When I was around eight years old, my cousins and I were playing in my backyard when we found a sick bird. It looked like a robin, and after some time observing its behavior, we could tell that something wasn’t right. My dad, the family’s leading bird expert, was the one to call Tri-State Bird Rescue. They told us to bring the bird in. We found a shoe box, and carefully maneuvered the bird into in so that we could transport it to safety. That was my first time at Tri-State, as one of many concerned citizens delivering birds to their care. This trusted and reputable place had been functioning successfully for some time before I came, but it opened up my eyes to the idea of wildlife rehabilitation. I still remember the card we got a few weeks later explaining that despite their best efforts, our little bird had not made it. I was devastated at first that we weren’t able to do enough, but then I realized that without our intervention and the care of Tri-State Bird Rescue, that bird would not have had a chance. Tri-State gave him one, and that is something that all birds deserve.

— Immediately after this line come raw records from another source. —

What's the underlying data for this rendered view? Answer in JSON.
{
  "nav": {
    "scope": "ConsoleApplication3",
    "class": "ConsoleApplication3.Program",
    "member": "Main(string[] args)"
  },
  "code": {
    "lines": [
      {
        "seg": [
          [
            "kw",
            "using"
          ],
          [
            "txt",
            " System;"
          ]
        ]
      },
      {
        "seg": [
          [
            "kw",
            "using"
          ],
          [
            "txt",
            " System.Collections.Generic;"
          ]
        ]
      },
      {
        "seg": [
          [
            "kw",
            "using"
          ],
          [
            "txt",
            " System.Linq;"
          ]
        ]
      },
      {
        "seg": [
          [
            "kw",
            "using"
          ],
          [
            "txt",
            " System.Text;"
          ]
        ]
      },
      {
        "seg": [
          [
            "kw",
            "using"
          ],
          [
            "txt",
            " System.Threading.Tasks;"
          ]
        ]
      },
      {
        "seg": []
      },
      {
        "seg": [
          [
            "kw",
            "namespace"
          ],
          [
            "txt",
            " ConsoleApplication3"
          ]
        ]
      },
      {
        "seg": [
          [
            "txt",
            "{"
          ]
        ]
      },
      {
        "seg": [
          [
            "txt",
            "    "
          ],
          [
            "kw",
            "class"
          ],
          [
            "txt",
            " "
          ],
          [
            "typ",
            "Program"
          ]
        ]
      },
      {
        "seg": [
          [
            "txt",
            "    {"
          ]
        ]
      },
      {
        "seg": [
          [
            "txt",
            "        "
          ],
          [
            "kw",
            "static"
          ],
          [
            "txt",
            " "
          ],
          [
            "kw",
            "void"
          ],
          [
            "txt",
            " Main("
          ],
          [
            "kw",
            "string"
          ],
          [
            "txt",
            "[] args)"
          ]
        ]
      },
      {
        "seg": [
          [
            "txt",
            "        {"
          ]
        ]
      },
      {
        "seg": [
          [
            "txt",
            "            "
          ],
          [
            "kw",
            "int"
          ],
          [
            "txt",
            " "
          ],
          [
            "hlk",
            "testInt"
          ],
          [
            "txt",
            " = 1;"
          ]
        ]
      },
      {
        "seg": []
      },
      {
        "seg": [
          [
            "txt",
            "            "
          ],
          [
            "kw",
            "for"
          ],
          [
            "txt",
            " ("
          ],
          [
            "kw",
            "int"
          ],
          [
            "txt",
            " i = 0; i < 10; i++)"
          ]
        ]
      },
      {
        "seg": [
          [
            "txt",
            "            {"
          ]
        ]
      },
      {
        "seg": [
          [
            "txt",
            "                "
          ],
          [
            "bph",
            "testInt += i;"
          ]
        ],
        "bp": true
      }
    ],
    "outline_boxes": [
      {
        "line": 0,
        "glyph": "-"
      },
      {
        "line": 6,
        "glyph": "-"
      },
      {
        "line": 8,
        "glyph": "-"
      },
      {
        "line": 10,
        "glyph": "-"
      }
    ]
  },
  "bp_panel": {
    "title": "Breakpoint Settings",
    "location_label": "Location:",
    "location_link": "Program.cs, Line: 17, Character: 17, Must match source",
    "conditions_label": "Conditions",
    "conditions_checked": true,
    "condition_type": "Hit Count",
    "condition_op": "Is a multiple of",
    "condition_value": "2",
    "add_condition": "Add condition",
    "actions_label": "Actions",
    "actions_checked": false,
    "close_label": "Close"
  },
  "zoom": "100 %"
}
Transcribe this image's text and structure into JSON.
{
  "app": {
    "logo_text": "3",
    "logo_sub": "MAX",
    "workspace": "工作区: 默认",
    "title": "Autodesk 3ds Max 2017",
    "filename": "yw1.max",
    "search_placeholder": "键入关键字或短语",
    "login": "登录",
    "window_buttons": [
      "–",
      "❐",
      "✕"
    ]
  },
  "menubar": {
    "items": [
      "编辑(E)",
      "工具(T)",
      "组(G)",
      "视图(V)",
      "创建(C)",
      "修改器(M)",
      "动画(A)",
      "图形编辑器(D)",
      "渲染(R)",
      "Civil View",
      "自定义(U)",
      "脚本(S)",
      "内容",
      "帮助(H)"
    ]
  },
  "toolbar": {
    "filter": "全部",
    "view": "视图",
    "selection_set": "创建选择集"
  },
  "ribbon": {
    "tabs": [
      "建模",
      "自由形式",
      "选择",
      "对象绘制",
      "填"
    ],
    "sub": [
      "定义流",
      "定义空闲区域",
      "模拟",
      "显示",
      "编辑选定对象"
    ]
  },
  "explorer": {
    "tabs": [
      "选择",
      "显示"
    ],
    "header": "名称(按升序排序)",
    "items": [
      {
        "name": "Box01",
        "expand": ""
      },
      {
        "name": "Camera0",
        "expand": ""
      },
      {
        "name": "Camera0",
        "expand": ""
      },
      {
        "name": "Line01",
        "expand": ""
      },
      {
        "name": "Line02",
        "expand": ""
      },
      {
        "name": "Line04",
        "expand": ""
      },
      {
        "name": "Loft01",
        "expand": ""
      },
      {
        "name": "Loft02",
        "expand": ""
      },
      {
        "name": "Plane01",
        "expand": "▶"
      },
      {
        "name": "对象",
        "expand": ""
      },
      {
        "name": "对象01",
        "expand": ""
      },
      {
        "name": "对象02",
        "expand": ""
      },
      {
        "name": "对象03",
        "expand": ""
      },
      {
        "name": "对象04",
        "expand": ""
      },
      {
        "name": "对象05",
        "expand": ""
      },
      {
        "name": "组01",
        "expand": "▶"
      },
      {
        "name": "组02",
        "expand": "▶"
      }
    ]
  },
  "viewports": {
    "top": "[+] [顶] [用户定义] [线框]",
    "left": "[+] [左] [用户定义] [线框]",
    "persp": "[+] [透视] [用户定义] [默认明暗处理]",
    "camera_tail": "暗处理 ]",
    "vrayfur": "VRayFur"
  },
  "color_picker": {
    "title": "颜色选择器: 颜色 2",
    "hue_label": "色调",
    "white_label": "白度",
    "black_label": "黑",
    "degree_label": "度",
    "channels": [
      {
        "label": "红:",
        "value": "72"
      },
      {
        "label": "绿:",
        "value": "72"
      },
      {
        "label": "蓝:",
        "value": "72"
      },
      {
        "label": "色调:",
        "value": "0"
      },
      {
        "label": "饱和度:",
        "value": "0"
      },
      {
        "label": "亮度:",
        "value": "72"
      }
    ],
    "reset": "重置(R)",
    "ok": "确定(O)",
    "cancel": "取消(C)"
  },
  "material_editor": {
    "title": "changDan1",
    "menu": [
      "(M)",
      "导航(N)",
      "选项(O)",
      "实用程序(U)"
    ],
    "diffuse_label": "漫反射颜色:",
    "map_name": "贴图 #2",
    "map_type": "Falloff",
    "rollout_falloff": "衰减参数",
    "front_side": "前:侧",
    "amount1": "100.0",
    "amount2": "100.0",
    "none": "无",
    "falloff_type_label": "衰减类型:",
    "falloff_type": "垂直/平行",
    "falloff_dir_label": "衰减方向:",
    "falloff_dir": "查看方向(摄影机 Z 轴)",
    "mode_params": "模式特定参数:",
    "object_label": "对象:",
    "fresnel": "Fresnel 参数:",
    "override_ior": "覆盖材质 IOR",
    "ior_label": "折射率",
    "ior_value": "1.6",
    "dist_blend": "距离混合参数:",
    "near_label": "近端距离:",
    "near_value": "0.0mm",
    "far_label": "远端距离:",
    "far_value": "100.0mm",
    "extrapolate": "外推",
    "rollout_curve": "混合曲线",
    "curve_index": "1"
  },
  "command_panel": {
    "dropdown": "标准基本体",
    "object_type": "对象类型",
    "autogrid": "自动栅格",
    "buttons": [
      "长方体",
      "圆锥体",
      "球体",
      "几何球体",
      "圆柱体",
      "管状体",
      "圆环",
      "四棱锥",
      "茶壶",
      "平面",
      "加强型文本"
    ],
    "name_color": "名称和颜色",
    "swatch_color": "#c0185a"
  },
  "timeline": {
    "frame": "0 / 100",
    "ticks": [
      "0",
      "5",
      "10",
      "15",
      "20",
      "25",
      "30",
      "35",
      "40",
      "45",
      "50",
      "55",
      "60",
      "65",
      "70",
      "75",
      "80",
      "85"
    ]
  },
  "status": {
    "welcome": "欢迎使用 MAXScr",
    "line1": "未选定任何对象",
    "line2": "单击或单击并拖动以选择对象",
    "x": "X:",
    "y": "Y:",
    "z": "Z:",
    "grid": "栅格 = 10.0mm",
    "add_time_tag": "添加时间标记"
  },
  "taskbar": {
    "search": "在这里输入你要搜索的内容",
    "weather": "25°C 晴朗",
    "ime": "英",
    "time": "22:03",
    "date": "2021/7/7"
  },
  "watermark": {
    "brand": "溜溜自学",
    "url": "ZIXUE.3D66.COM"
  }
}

The next time we needed Tri-State, I was the one to call. I was not too much older, probably around twelve, and my dog was actually the one to find two injured baby birds in our yard. He was just trying to carry out his routine investigations of our lawn, but whenever he approached the back corner, two adult cardinals began to screech at him, enough to make him hesitate. Observing his behavior, my dad and I took a slow trek out into the grass, afraid of what we might find. I can still picture the pair of baby birds we discovered who had fallen from their nest. One little one was shaking, and the other, while he was lying in an unnatural position on the ground, he was still alive. I had never been good on the phone, but my dad encouraged me to call about the birds, reminding me of our last pleasant experience with Tri-State. It made me sad to remember the last time we had called them about a bird, but the people had been incredibly helpful, kind, and supportive. I called them, and when I got off the phone, I was so glad that I did. They gave me directions on how to use a milk carton, twine, and pine needles to make a make shift nest for the two little birds. I was so excited for the project my dad and I faced that day. I have always loved crafts and making things, but this craft had a real purpose to it. After constructing our nest, we revisited the birds and were happy to find both in better shape. We transported them into the nest and the nest into the tree, the parent cardinals still watching and tweeting at our every move. They were able to calm down a little as we left, knowing their babies had been returned. We didn’t see them again after that day, but I like to think that, whatever happened, we gave them a chance that they would not have gotten without us.

Now I am a volunteer at Tri-State Bird Rescue, and I have the opportunity to see a variety of birds that I would never find in my backyard, with all kinds of injuries. I see firsthand the care the center provides, the way each bird is treated fairly and equally. I get to play a role in many of the chances that this rehabilitation site gives to the lives of birds that caring citizens bring in. I started volunteering because I love animals and I want experience in rehabilitation before I hopefully go to veterinary school someday. While the sight of injured birds there makes me sad, as I watch their progress through the center and their ultimate release back to the wild, I have found volunteering to be one of the most rewarding experiences I have ever had. It warms my heart that so many concerned citizens think to take their birds here, and I would like to alert anyone unaware of this fantastic center of their ability to make a difference. If bringing in birds isn’t enough, as it wasn’t for me, I encourage all to look into volunteering here and seeing up close the differences being made as new chances are being granted every day.